When I didn’t get a reply, I followed up a week or so later: “I am very anxious to do whatever I can to protect responsible sellers from any adverse impact caused by my report to Amazon while at the same time protecting my copyright. Your advice concerning how best I might do this will be hugely welcome.”
Finally I received an email response not from her but the Amazon UK Services Legal Department: “We have investigated this matter thoroughly and confirm that the print book is not being sold by Amazon. You will appreciate that Amazon is unable to ensure that the author and/or publisher does not attempt to relist for sale and/or republish the Book (including under a new ISBN). Similarly, other Selling Partners may make existing or new copies of the Book available for sale on Amazon’s websites, including Amazon Marketplace. In the event you become aware of the Book being offered on for sale, please notify Amazon using the Public Notice Form. This will ensure that the correct team is able to promptly review such notice and take any action we deem appropriate as soon as practicable.”
While the Legal Department’s letter addressed my own issue concerning the copyright infringment, it made no response to the concerns that I had raised about the third-party sellers, beyond stating: “At this time we are unable to share any further details regarding the specific workings of the Amazon Marketplace.” A few more exchanges with the Amazon UK Legal Department followed, but never once did I receive a response from a named human being. I found the tone of their letters routinely courteous but coldly impersonal. They could as easily have been written by a robot. Perhaps they were.

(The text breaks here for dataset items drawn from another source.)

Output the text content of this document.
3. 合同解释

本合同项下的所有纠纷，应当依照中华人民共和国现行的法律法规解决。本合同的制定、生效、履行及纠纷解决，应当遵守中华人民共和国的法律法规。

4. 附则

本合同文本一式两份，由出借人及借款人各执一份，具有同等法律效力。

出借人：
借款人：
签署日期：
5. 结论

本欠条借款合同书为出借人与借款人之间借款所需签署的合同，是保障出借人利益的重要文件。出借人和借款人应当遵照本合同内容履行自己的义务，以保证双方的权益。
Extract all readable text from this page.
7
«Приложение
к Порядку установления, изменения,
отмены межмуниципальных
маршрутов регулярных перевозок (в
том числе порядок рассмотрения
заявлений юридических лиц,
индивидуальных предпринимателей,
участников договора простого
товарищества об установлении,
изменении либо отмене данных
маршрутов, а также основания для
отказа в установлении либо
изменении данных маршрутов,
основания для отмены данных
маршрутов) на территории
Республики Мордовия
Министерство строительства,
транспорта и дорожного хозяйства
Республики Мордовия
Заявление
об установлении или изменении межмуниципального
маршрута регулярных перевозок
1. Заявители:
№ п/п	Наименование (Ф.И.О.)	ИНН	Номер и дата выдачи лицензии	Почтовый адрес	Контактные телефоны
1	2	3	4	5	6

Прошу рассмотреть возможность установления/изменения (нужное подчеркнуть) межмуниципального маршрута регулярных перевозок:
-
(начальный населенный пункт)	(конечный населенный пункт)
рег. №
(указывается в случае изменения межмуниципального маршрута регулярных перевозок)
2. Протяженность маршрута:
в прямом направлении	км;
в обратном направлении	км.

It became clear to me – as I really ought to have realized from the outset – that the absence of a human presence was a central tenet of Amazon’s operation – anonymity the core virtue of a virtual world that had been constructed to minimize messy personal interaction. The goal was to maximise automated processes, which put human beings, with all their time-consuming, profit-threatening inefficiency, on the far side of a firewall.
I found myself thinking of that dystopian movie again. This, I’m afraid, is what we have come to: a struggle between humans and machines. To rework the words of resistance fighter Kyle Reese: Listen and understand. That Amazon is out there. It can’t be bargained with. It can't be reasoned with. It doesn’t feel pity. Or remorse. Or fear. And it absolutely will not stop. Ever.